MONICA SELES – MELBOURNE 1996
Serena Williams chasserait-elle le record de titres du Grand Chelem de Margaret Court (24) si Monica Seles avait pu continuer à être elle-même? On a le droit d'en douter. Le 30 avril 1993, lorsque Günter Parche pénètre sur le central de Hambourg et poignarde la No 1 mondiale, la Yougoslave n'a en effet que 19 ans et déjà huit titres du Grand Chelem à son palmarès. Sa course aux records qui lui semblait promise se transforme d'un coup en une course pour vaincre les troubles psychologiques nées de l'agression.
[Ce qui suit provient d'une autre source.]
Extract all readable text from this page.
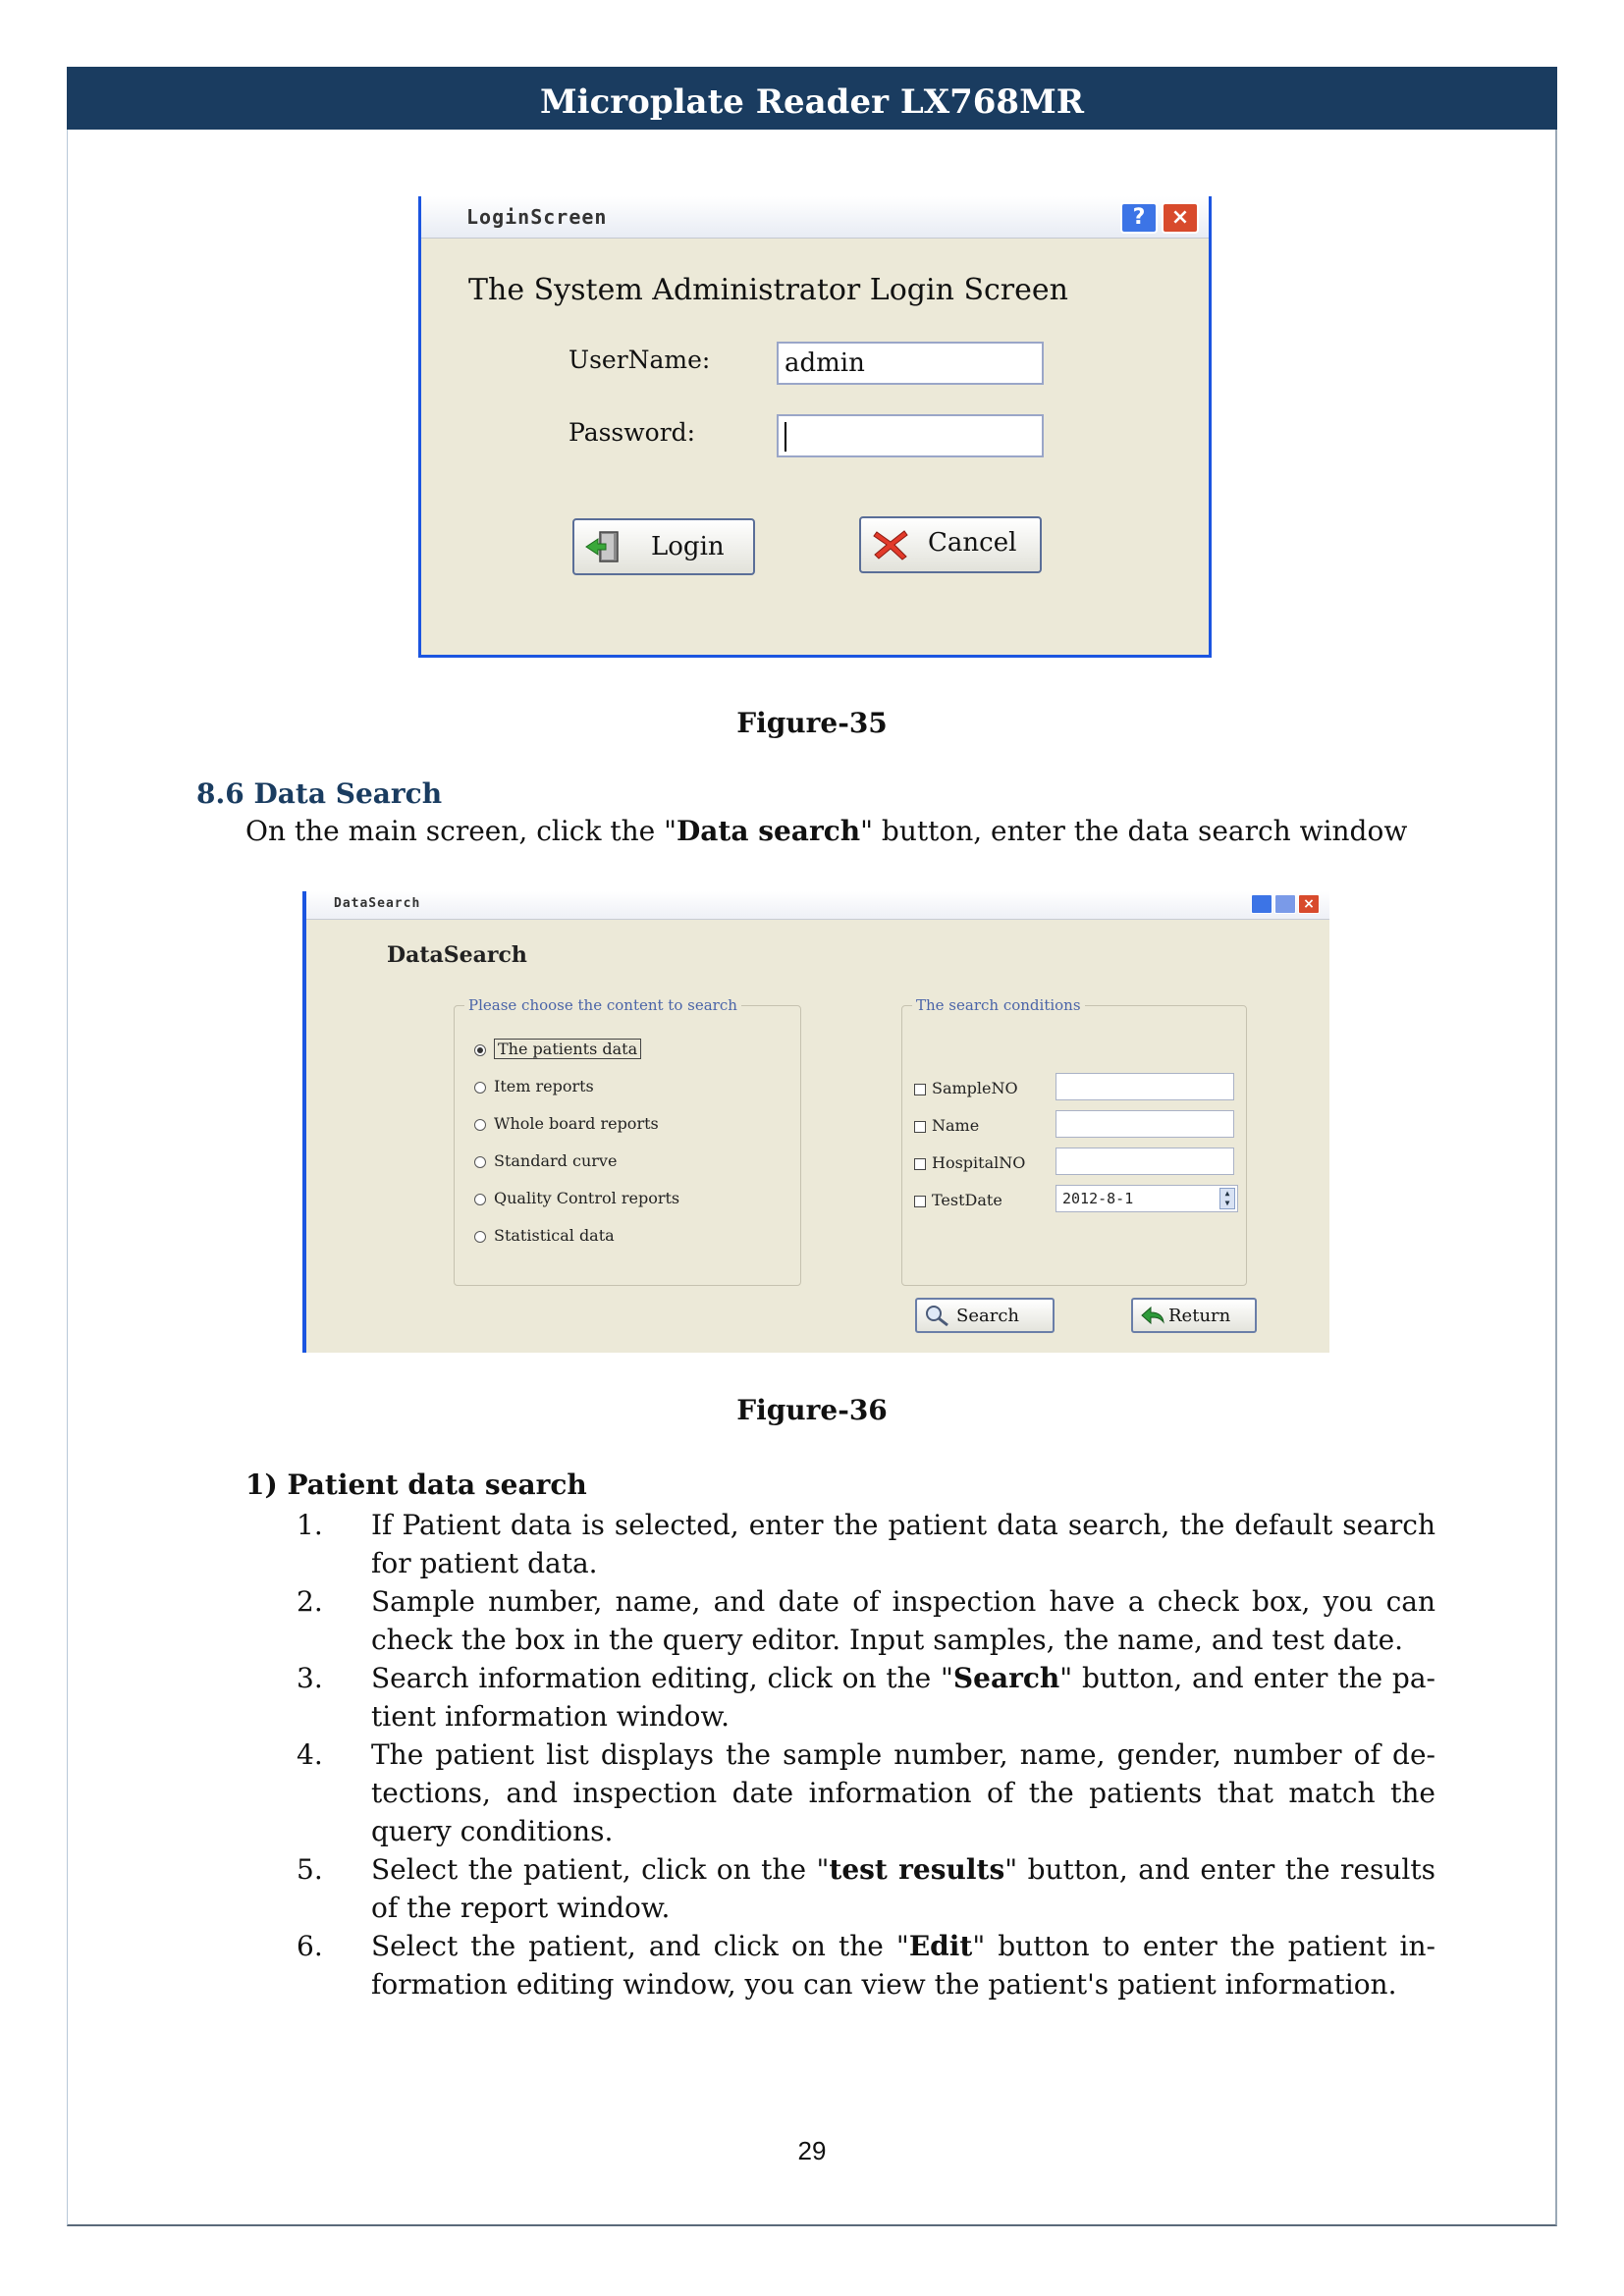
Microplate Reader LX768MR
LoginScreen	?	×
The System Administrator Login Screen
UserName:	admin
Password:
Login	Cancel
Figure-35
8.6 Data Search
On the main screen, click the "Data search" button, enter the data search window
DataSearch	×
DataSearch
Please choose the content to search
The patients data
Item reports
Whole board reports
Standard curve
Quality Control reports
Statistical data
The search conditions
SampleNO
Name
HospitalNO
TestDate	2012-8-1	▲
▼
Search	Return
Figure-36
1) Patient data search
1. If Patient data is selected, enter the patient data search, the default search for patient data.
2. Sample number, name, and date of inspection have a check box, you can check the box in the query editor. Input samples, the name, and test date.
3. Search information editing, click on the "Search" button, and enter the patient information window.
4. The patient list displays the sample number, name, gender, number of detections, and inspection date information of the patients that match the query conditions.
5. Select the patient, click on the "test results" button, and enter the results of the report window.
6. Select the patient, and click on the "Edit" button to enter the patient information editing window, you can view the patient's patient information.
29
Alors quand l'Américaine – elle a pris la citoyenneté en 1994 – remporte un Open d'Australie décimé par les surprises contre Anke Huber en janvier 1996, c'est tout le tennis mondial qui verse une larme de compassion. Plus qu'un neuvième titre Majeur, Monica Seles vient de gagner la plus belle des victoires sur elle-même. Elle ne pourra plus jamais tout à fait régater avec les meilleures.